Questions? Please send email to
This webcast is no longer available for viewing.
Every day, over half a billion tweets are generated. And processing them for analytics can seem to be a Herculean task. We at Microsoft deal with such social data sets on a daily basis, and in this webcast we share our experiences building a real time search, analytics, and trends pipeline over social data, with the power of Elasticsearch, Azure, and Spark.

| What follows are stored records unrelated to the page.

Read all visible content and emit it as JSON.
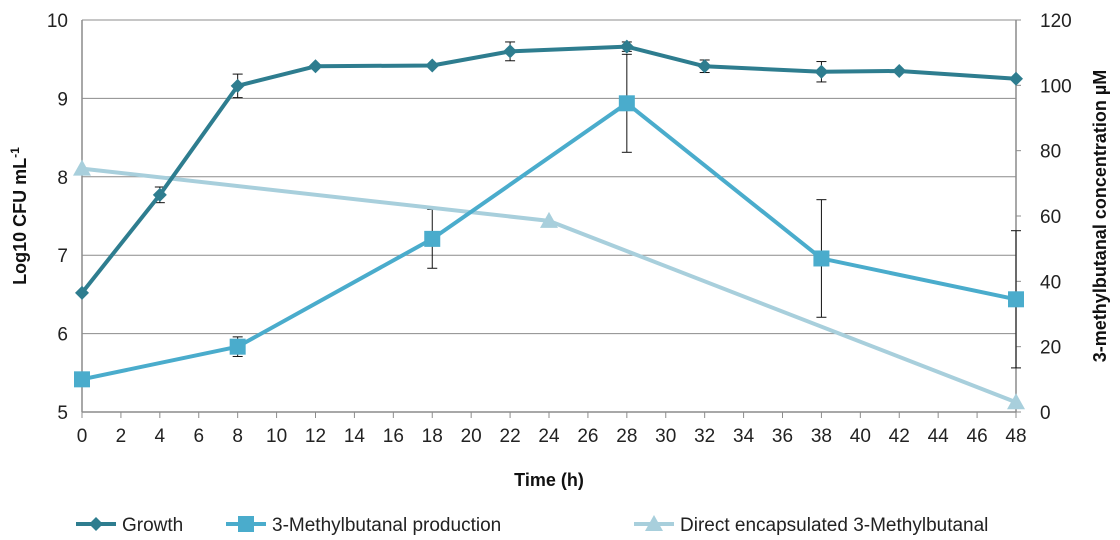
{
  "chart_data": {
    "type": "line",
    "xlabel": "Time (h)",
    "ylabel": "Log10 CFU mL",
    "ylabel_superscript": "-1",
    "y2label": "3-methylbutanal concentration µM",
    "xlim": [
      0,
      48
    ],
    "ylim": [
      5,
      10
    ],
    "y2lim": [
      0,
      120
    ],
    "x_ticks": [
      "0",
      "2",
      "4",
      "6",
      "8",
      "10",
      "12",
      "14",
      "16",
      "18",
      "20",
      "22",
      "24",
      "26",
      "28",
      "30",
      "32",
      "34",
      "36",
      "38",
      "40",
      "42",
      "44",
      "46",
      "48"
    ],
    "y_ticks": [
      "5",
      "6",
      "7",
      "8",
      "9",
      "10"
    ],
    "y2_ticks": [
      "0",
      "20",
      "40",
      "60",
      "80",
      "100",
      "120"
    ],
    "grid": true,
    "legend_position": "bottom",
    "series": [
      {
        "name": "Growth",
        "axis": "left",
        "marker": "diamond",
        "color": "#2e7d8f",
        "x": [
          0,
          4,
          8,
          12,
          18,
          22,
          28,
          32,
          38,
          42,
          48
        ],
        "y": [
          6.52,
          7.77,
          9.16,
          9.41,
          9.42,
          9.6,
          9.66,
          9.41,
          9.34,
          9.35,
          9.25
        ],
        "err": [
          0,
          0.1,
          0.15,
          0,
          0,
          0.12,
          0.06,
          0.08,
          0.13,
          0,
          0
        ]
      },
      {
        "name": "3-Methylbutanal production",
        "axis": "right",
        "marker": "square",
        "color": "#4aaccc",
        "x": [
          0,
          8,
          18,
          28,
          38,
          48
        ],
        "y": [
          10,
          20,
          53,
          94.5,
          47,
          34.5
        ],
        "err": [
          0,
          3,
          9,
          15,
          18,
          21
        ]
      },
      {
        "name": "Direct encapsulated 3-Methylbutanal",
        "axis": "right",
        "marker": "triangle",
        "color": "#a8cfdc",
        "x": [
          0,
          24,
          48
        ],
        "y": [
          74.5,
          58.5,
          3
        ],
        "err": [
          0,
          0,
          0
        ]
      }
    ]
  }
}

While Elasticsearch is highly scalable, fine tuning the architecture to respond in under 900 milliseconds for 45 billion documents (while indexing) is still a tough task. We will discuss several aspects including design of search cluster, experimentation setup for performance tuning, learnings from cloud services, fault tolerance, monitoring, customer facing APIs, lowering costs and other best practices, to get the most out of your hardware.

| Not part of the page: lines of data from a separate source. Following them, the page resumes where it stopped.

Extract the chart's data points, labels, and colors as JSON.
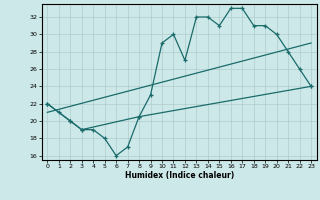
{
  "xlabel": "Humidex (Indice chaleur)",
  "bg_color": "#cde8e8",
  "grid_color": "#b0cccc",
  "line_color": "#1a6b6b",
  "line1_x": [
    0,
    1,
    2,
    3,
    4,
    5,
    6,
    7,
    8,
    9,
    10,
    11,
    12,
    13,
    14,
    15,
    16,
    17,
    18,
    19,
    20,
    21,
    22,
    23
  ],
  "line1_y": [
    22,
    21,
    20,
    19,
    19,
    18,
    16,
    17,
    20.5,
    23,
    29,
    30,
    27,
    32,
    32,
    31,
    33,
    33,
    31,
    31,
    30,
    28,
    26,
    24
  ],
  "line2_x": [
    0,
    2,
    3,
    8,
    23
  ],
  "line2_y": [
    22,
    20,
    19,
    20.5,
    24
  ],
  "line3_x": [
    0,
    23
  ],
  "line3_y": [
    21,
    29
  ],
  "ylim": [
    15.5,
    33.5
  ],
  "xlim": [
    -0.5,
    23.5
  ],
  "yticks": [
    16,
    18,
    20,
    22,
    24,
    26,
    28,
    30,
    32
  ],
  "xticks": [
    0,
    1,
    2,
    3,
    4,
    5,
    6,
    7,
    8,
    9,
    10,
    11,
    12,
    13,
    14,
    15,
    16,
    17,
    18,
    19,
    20,
    21,
    22,
    23
  ]
}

Next, we talk about enabling analytics over this data using stream processing. We will discuss annotating tweets with natural language processing tools and text-based classifiers, doing temporal analytics, and eventually building applications like topical trend generation (for example, TV show trends for Xbox). Such a case study will be a good example of bridging the gap between the fields of data science and data engineering.
About Anirudh Koul - Data Scientist, Microsoft
Anirudh Koul is a data scientist at Microsoft. He brings eight years of applied research experience on petabyte-scale social media datasets including Facebook, Twitter, Yahoo Answers, Quora, Foursquare, and Bing. He has worked on a variety of machine learning, natural language processing, and information retrieval-related projects at Yahoo, Microsoft, and Carnegie Mellon University. Rapidly prototyping ideas, he has won over two dozen innovation, programming, and 24 hour-hackathon contests organized by companies including Facebook, Google, Microsoft, IBM, and Yahoo. Koul was also the keynote speaker at the SMX conference in Munich (March 2014), where he spoke about trends in applying machine learning on big data. You can read more about him here: linkedin.com/in/anirudhkoul
About Shashank Singh - Software Engineer, Microsoft
Shashank is a software engineer at Microsoft. Wearing several caps over the past decade, he has been building production pipelines for large scale data processing. Previously, he served as a project lead at HCL America.